UKRAINIAN AND GEORGIAN MEMBERSHIP PROSPECTS INTENSELY DEBATED AT NATO SUMMIT

Publication: Eurasia Daily Monitor Volume: 5 Issue: 64

Midway through the NATO summit in Bucharest on April 2 to 4, Germany and France seemed to have blocked the approval of Membership Action Plans for Ukraine and Georgia (MAPs). The summit representatives have until April 4 to agree on substitute language regarding Ukraine’s and Georgia’s future relationship with the Alliance. The Russian government continued down to the wire to threaten Georgia and Ukraine with retaliatory actions if they moved toward NATO membership.

U.S. President George W. Bush tried hard to change the German and French position at the summit, as he had during the run-up to the event and on his April 1 stopover in Kyiv. Arriving in Bucharest, he declared, “We must make clear that NATO welcomes the membership aspirations of Georgia and Ukraine and offers them a clear path forward toward that goal. My country’s position is clear: NATO should welcome Georgia and Ukraine into the Membership Action Plans” (White House transcript, April 2). Addressing the U.S.’s German Marshall Fund (GMF) curtain-raising event at the summit, Bush argued that approval of the two MAPs would stimulate the two countries to continue on the path of democracy and reforms and would signal “throughout the region” [i.e., to Russia] that Ukraine and Georgia are and will remain independent countries.

Italian Prime Minister Romano Prodi’s government aligned itself with Germany in opposing the Ukrainian and Georgian MAPs. The announcement added that Italy could change its position and support the MAPs if the German government would change its position (La Repubblica, April 2). The Belgian and Dutch governments also hesitated until the last moment, implicitly underscoring Germany’s leading role in pushing for a decision to Russia’s liking within NATO.

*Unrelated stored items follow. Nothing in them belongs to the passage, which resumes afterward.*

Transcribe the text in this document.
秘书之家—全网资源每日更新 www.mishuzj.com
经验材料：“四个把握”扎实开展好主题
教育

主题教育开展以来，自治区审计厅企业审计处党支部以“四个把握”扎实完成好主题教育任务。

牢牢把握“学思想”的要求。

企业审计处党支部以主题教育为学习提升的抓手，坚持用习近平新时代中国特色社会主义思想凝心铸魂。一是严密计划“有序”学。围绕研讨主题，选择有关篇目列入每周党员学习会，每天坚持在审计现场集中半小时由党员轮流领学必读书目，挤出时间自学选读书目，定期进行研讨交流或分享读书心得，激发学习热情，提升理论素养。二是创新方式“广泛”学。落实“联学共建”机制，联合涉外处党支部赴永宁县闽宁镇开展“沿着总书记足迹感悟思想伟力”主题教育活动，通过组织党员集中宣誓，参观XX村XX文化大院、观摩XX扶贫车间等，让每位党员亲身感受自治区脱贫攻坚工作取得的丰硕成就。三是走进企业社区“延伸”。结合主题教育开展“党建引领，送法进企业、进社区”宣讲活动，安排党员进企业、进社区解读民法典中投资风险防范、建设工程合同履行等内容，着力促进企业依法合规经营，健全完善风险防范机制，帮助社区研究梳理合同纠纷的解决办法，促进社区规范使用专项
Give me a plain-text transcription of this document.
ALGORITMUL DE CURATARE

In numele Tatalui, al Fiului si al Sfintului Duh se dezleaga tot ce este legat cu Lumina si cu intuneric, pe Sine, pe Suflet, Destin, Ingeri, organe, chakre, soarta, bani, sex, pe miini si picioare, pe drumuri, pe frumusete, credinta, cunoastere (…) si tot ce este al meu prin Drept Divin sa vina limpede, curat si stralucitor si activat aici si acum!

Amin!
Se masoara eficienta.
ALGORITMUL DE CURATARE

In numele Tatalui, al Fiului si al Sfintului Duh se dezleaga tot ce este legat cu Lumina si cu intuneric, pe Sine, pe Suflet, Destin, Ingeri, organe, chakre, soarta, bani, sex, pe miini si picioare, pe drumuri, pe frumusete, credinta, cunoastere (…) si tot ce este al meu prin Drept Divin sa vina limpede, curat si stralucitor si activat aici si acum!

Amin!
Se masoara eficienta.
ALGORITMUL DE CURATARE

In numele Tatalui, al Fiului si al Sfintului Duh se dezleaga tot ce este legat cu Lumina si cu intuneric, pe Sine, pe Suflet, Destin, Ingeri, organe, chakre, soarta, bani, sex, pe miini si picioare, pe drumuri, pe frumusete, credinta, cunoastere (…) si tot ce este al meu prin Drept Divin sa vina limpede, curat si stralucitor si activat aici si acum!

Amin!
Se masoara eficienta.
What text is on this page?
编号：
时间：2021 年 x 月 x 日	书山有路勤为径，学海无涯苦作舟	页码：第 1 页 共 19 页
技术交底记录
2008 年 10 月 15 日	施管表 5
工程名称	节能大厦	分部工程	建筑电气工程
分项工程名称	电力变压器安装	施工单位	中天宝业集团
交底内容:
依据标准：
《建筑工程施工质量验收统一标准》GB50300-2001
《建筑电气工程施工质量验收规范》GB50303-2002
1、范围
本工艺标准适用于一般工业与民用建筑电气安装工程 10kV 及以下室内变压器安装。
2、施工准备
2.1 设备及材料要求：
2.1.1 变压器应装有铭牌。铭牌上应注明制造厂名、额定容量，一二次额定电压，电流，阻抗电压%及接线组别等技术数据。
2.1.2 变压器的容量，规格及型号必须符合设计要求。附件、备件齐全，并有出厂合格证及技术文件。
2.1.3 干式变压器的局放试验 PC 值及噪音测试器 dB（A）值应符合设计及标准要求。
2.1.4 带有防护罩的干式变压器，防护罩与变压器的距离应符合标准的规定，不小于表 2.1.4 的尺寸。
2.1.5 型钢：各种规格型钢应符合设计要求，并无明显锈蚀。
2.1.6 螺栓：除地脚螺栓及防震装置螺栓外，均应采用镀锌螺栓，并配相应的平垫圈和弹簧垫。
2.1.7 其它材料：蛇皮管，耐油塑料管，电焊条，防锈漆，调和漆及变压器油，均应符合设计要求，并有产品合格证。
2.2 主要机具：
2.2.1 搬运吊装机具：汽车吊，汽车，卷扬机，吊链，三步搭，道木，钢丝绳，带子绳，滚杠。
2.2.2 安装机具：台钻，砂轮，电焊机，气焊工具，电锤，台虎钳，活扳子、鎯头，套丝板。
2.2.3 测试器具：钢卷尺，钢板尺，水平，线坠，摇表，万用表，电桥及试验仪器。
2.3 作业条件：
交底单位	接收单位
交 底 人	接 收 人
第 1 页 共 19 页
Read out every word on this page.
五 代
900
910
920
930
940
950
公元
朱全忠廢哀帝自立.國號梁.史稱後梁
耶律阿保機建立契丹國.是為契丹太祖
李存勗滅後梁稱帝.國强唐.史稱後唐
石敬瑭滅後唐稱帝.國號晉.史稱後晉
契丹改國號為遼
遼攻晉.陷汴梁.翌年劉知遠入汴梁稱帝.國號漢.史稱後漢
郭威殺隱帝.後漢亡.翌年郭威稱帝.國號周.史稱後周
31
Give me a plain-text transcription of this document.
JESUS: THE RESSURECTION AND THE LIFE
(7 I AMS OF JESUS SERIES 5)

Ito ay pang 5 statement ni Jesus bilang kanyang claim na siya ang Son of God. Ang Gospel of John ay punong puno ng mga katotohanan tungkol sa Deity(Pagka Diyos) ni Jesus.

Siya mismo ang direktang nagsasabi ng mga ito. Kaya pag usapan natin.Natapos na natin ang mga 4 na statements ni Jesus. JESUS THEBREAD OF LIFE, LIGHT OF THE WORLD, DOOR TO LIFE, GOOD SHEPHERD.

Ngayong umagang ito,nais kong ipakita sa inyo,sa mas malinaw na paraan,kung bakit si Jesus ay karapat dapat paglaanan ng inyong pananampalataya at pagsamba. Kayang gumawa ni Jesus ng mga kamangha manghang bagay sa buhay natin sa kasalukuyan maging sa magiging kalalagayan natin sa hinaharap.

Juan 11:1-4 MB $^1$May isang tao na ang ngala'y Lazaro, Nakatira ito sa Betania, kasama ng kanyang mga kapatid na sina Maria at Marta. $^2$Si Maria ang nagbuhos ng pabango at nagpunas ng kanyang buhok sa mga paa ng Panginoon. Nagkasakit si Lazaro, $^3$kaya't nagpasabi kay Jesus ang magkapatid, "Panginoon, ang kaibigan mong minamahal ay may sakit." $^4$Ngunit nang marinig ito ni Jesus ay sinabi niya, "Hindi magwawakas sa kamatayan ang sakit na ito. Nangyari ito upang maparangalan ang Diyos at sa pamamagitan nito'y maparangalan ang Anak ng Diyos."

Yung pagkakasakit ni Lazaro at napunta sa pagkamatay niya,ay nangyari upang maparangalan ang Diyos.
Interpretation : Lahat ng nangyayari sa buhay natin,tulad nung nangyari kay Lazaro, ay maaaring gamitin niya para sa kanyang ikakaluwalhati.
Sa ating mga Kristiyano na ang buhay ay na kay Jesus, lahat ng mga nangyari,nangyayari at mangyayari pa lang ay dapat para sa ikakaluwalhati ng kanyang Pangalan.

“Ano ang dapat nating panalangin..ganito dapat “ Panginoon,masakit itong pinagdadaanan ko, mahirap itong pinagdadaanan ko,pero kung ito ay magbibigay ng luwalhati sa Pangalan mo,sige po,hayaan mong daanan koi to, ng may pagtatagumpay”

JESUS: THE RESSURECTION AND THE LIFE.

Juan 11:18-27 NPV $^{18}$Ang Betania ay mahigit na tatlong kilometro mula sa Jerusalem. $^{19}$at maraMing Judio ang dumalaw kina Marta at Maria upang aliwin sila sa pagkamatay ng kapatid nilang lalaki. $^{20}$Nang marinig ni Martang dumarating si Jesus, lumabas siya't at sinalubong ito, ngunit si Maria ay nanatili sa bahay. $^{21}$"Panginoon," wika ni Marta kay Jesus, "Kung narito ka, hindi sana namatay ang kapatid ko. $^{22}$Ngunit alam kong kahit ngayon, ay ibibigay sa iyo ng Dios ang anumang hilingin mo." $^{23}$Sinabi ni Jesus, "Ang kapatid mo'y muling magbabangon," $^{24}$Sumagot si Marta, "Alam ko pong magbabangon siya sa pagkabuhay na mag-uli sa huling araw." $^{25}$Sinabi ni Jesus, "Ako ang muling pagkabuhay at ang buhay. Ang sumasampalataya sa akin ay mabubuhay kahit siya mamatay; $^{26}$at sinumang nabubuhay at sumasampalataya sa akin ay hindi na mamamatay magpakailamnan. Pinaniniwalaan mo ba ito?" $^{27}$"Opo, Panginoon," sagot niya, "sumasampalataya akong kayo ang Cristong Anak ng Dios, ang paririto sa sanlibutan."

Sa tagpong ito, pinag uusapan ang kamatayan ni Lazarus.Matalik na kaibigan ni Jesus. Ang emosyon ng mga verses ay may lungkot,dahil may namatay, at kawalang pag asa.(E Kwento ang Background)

Among the many fence-sitters, Britain argued before and during the summit that this was “not the right moment” for MAP decisions. “Premature,” Prime Minister Gordon Brown opined (The Times [London], April 3). Britain also called for de-emphasizing the MAP issue as such, in order for Russia to see a ed NATO.

“NATO to unite around what? Around appeasement?,” Georgian President Mikheil Saakashvili asked. “Appeasement is seen [in Moscow] as a signal that they should act even more toughly and they will be even more aggressive and provocative. . . . If we get MAP, the aggressive elements will back off. If we don’t get it, they are going to start all kinds of trouble” (Financial Times, March 31). At the summit, Minister of Foreign Affairs Davit Bakradze argued that failure to approve the MAPs would signify an indirect Russian veto to NATO and that a negative decision in the wake of the Russian threats “would strengthen those aggressive forces in Russia; blackmail and pressure would grow stronger. … A ‘no’ to Georgia would show those people in the Kremlin that they can influence NATO decisions” (Rustavi-2 TV, AP, April 2).

Romanian President Traian Basescu, host of the summit, told Russian media forthrightly during the event, “Georgia’s and Ukraine’s own choice is what counts. If they ask to join NATO, now or in the future, the Alliance must agree to this” (Itar-Tass, Izvestiya, April 3).

The April 2 working dinner, where the top leaders of the 26 member countries were to decide on the Georgian and Ukrainian MAPs, ended inconclusively. The United States, Canada, and nine new member countries spoke in favor; Germany and France were joined by Italy, the Benelux countries, and Hungary against the MAPs, according to German diplomats in attendance (New York Times, April 3).

It became clear during the GMF forum, however, that the Germans and French were unable to hold their own in the debate on the merits. Politically, the German and French leaders chose to de-escalate the dispute. French President Nicolas Sarkozy, while opposing the MAPs, agreed to “recognize the legitimacy of these two friendly countries to be part of the Atlantic Alliance,” albeit without a time-frame (Agence France Presse, April 3). German Chancellor Angela Merkel, who had led the campaign against the MAPs in recent weeks, adopted a low-key tone in the summit discussions. Midway through the summit, Bush and Merkel instructed their respective national security advisers to work out the language of the communiqué and a formula for revisiting the MAP issue at follow-up NATO meetings.

The Germans and French evidently decided to avoid any appearance of reconstituting a “Moscow-Berlin-Paris Axis” in opposition to the Ukrainian and Georgian MAPs. Berlin seemed inclined to act as linchpin in such a trio in March, coordinating with Moscow and Paris; but Germany stepped back quickly from a course that could have compromised the NATO summit. Paris hesitated to align publicly with Berlin, although the French Ministry of Foreign Affairs and the National Security Council sympathized with Berlin’s resistance to the Ukrainian and Georgian MAPs. As the moment of decision approached at the summit, no member country would back Moscow’s anti-MAP agenda directly or even indirectly.